23. From the evidence of the complainant Nand Lal, Shyam Babu, Prahlad Khandelwal and the immediate apprehension of Shamshad with an amount of ₹31.50 lakhs followed by the arrest of the other three appellants and consequent recovery from Shamshad, Mohd. Qayum and the amount of ₹35000/- and ₹40000/- deposited in the account of mother of Mohd. Qayum and Mehboob soon after the date of the incident and the appellants being duly identified by the complainant and his brother in Court, the prosecution has proved beyond reasonable doubt that the appellants committed offences punishable under Sections 395/120B IPC.
24. Learned amicus curiae has brought to the notice of this Court the decision in Swapan Kumar Khan (supra) wherein the Division Bench of the Calcultta High Court held that an accused can either been involved in the offence under Section 394/395/397 IPC or 412 IPC.
25. Section 412 IPC reads as under:-
"412. Dishonestly receiving property stolen in the commission of a dacoity.--Whoever dishonestly receives or retains any stolen property, the possession whereof he knows or has reason to be- lieve to have been transferred by the commission of dacoity, or dishonestly receives from a person, whom he knows or has reason to believe to belong or to have belonged to a gang of dacoits, property which he knows or has reason to believe to have been stolen, shall be punished with 1[imprisonment for life], or with rigorous imprisonment for a term which may extend to ten years, and shall also be liable to fine."
26. Thus, it is only the receiver of stolen property in the commission of dacoity who can be punished for offence punishable under Section 412 IPC. The person who himself commits dacoity cannot be the receiver of the
property stolen in the commission of dacoity as he has committed the substantive offence.

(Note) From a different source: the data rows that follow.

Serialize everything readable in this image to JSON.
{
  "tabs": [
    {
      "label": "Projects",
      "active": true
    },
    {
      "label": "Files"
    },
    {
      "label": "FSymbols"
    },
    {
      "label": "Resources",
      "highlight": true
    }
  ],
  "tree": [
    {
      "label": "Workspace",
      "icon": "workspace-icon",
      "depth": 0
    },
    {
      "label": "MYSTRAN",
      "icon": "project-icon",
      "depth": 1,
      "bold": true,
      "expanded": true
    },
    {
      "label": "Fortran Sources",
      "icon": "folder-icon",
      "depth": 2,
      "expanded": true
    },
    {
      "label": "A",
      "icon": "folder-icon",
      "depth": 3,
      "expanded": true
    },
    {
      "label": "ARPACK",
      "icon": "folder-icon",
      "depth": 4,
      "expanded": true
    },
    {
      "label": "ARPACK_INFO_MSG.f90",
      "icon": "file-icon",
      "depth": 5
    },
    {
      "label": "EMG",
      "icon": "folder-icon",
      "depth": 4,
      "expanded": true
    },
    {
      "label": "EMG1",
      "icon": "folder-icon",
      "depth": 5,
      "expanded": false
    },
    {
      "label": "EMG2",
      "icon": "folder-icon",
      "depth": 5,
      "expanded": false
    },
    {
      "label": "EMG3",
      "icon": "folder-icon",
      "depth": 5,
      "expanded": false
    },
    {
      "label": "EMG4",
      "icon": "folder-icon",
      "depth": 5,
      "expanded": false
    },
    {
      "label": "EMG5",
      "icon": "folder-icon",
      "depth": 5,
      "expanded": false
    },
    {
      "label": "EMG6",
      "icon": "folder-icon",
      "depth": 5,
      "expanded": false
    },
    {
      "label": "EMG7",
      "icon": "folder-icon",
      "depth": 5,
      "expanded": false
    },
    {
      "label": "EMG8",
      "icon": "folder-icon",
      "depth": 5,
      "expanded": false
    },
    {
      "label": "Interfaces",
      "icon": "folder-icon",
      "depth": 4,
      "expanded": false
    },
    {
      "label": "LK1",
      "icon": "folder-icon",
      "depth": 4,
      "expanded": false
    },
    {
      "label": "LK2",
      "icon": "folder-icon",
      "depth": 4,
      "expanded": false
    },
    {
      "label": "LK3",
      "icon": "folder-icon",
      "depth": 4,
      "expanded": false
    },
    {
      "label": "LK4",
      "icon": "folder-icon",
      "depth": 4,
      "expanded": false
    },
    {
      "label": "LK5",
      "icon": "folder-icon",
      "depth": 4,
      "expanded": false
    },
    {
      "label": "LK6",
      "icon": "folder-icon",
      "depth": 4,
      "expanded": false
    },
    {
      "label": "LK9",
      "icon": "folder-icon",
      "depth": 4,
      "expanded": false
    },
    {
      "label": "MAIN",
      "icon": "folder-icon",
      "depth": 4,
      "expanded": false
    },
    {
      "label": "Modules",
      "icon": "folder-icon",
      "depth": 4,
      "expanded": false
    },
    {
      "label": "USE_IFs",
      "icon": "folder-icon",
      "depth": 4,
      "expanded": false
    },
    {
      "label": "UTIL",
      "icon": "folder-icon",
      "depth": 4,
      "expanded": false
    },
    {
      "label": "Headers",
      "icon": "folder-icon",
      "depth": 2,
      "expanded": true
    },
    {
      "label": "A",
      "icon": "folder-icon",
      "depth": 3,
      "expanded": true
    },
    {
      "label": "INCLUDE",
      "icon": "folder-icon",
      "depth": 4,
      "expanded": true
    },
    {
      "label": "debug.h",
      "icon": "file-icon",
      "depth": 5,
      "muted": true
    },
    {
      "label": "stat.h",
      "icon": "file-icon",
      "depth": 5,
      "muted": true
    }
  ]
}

27. In view of the discussion aforesaid, the conviction of the appellants for offences punishable under Section 395 and Section 120B IPC is upheld. Conviction of Shahadut Hussain, Mohd. Abdul Qayum and Shamshad for offence punishable under Section 412 IPC and consequent sentence on this count is set aside. The order on sentence directing the appellants to undergo rigorous imprisonment for seven years and to pay fine of ₹10000/- each for offence punishable under Section 395 IPC and rigorous imprisonment for seven years and fine of ₹5000/- each for offence punishable under Section 120B IPC is upheld.
28. Appeals and applications are accordingly disposed of.
29. Copies of this order be sent to Superintendent Central Jail Tihar for updation of the Jail record and intimation to the appellants.
30. Trial Court Record be returned.
31. The dates already fixed are cancelled.